The perimeter of the axial section of the cylinder is 6 dm. At what radius of the base of the cylinder

The perimeter of the axial section of the cylinder is 6 dm2. At what radius of the base of the cylinder will its lateral surface area be the largest?

Let us denote by R and H, respectively, the radius of the base and the height of the cylinder.
It is clear that the axial section of the cylinder has the shape of a rectangle with a base of 2 * R and a height of H. According to the specification, the perimeter of this rectangle is 6 dm. Using the formula for calculating the perimeter of a rectangle, we have 2 * (2 * R + H) = 6 dm, whence 2 * R + H = 3 dm.
As you know, the lateral surface Sside of the cylinder can be calculated by the formula Sside = 2 * π * R * H. The last equality in item 2 allows us to express H through R. We have H = 3 – 2 * R. Here and in what follows, for brevity, we omit unit of measurement (dm). Substitute H in its place in the formula for calculating the lateral surface. We have S side = 2 * π * R * (3 – 2 * R) = 6 * π * R – 4 * π * R ^ 2.
Consider the notation S side (R) = 6 * π * R – 4 * π * R ^ 2 as a function of R and examine this function for an extremum. Let us calculate the derivative of the function Sbok (R).

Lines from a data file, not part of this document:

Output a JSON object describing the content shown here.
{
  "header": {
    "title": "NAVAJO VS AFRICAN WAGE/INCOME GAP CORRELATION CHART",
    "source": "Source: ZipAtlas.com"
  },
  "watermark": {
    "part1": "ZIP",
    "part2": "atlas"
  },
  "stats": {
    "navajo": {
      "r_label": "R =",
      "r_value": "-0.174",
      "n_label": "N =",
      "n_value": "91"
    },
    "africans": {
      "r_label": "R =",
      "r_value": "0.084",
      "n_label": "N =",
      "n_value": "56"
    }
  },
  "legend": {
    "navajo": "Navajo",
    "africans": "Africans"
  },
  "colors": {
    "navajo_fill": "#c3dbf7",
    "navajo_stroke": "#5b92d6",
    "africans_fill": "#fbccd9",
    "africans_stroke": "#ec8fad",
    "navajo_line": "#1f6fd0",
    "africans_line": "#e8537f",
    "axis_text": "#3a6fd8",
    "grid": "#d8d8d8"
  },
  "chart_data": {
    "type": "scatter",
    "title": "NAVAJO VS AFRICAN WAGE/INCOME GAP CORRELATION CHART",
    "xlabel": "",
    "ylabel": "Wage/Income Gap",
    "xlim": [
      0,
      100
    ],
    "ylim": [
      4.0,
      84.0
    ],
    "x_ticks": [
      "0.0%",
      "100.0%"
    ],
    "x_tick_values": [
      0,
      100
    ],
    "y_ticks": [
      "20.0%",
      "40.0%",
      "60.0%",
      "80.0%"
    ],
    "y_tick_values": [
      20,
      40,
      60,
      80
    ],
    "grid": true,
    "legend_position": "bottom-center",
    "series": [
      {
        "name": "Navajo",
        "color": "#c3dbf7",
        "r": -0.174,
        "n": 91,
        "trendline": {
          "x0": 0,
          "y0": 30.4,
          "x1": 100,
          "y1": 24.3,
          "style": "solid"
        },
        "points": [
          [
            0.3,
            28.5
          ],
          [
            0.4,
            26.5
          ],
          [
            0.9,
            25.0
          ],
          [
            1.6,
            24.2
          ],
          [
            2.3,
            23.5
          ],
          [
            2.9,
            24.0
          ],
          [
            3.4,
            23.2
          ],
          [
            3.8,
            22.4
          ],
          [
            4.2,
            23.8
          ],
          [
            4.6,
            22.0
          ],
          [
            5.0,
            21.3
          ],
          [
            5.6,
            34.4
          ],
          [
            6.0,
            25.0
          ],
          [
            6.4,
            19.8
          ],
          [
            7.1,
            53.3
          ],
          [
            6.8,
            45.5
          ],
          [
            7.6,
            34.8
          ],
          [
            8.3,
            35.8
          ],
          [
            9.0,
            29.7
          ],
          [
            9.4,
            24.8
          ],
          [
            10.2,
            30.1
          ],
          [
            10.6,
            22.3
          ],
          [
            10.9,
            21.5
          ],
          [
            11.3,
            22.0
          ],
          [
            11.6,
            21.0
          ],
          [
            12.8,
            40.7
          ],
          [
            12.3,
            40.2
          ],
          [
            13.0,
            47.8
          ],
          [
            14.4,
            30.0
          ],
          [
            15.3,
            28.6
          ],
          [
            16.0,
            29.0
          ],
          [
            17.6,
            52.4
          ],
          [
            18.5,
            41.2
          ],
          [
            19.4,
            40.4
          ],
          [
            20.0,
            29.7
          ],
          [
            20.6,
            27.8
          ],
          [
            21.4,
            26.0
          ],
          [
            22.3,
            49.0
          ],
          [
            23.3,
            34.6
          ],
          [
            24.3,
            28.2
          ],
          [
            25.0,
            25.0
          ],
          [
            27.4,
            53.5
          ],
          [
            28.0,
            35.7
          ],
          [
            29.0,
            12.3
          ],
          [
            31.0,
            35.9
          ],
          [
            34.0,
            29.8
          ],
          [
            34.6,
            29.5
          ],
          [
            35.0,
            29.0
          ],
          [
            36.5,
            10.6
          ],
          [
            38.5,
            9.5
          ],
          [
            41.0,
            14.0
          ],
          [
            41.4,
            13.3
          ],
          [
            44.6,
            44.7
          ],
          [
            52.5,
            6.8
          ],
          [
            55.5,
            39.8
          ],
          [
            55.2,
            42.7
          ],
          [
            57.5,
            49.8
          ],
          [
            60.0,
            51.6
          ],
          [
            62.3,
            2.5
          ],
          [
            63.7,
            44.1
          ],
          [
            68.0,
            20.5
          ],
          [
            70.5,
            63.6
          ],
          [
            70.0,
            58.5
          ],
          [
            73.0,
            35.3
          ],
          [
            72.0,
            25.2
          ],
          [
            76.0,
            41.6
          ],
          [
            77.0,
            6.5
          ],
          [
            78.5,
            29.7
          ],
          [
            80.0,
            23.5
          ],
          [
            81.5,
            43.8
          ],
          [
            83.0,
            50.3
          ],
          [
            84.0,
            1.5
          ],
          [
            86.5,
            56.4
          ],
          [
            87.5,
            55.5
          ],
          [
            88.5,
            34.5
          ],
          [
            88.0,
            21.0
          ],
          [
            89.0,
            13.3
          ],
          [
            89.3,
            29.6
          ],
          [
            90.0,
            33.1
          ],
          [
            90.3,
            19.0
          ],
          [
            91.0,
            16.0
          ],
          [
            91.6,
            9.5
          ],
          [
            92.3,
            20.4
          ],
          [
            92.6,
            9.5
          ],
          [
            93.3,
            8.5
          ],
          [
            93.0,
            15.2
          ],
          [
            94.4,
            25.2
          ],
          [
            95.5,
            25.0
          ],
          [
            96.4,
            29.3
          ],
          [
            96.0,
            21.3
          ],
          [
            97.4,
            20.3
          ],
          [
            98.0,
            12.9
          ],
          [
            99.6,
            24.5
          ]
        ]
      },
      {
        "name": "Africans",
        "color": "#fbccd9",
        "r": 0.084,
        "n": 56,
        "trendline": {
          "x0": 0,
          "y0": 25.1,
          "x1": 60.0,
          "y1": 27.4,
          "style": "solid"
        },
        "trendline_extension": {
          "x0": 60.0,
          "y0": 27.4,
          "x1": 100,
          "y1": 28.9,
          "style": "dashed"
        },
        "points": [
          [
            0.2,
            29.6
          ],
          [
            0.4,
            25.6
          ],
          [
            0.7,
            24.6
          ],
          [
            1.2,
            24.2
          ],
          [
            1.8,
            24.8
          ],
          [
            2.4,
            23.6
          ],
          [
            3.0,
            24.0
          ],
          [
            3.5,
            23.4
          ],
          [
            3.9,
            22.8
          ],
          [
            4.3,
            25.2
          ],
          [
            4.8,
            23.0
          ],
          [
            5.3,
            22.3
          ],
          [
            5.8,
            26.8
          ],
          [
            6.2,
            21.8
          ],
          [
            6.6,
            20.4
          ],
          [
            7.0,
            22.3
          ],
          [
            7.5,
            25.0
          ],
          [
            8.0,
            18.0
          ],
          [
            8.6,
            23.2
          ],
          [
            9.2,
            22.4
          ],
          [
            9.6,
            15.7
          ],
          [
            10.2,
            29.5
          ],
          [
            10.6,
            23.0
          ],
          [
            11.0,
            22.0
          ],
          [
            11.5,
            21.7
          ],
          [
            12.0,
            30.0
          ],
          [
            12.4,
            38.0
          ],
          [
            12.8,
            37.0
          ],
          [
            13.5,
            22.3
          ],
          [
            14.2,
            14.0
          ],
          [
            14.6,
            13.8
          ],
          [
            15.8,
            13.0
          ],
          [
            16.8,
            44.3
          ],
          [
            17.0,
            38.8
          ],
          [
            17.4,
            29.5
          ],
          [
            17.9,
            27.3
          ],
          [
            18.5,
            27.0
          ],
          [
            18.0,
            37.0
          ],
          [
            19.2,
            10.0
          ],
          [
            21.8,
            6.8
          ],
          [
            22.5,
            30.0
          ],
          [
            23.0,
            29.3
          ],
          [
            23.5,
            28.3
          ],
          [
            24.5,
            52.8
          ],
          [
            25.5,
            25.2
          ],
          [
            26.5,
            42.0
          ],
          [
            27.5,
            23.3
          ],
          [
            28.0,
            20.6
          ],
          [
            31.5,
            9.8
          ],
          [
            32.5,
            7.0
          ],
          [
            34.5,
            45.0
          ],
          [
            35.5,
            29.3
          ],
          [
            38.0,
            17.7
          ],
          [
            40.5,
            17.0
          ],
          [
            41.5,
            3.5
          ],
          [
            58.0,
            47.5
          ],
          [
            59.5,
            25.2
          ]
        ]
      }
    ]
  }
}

We have (S side (R)) ꞌ = (6 * π * R – 4 * π * R ^ 2) ꞌ = 6 * π – 8 * π * R. Equating the derivative to zero 6 * π – 8 * π * R = 0, we find R = 3/4.
Since for R ∈ (0; 3/4) the value of the derivative 6 * π – 8 * π * R> 0, and for R ∈ (3/4; 3/2) the value of the derivative 6 * π – 8 * π * R < 0, then the function Sbok (R) takes its greatest value at R = 3/4.
Thus, with a radius of 3/4 dm = 0.75 dm = 7.5 cm, the area of ​​the lateral surface of the cylinder will be the largest.
Answer: With a radius equal to 0.75 dm = 7.5 cm, the area of ​​the lateral surface of the cylinder will be the largest.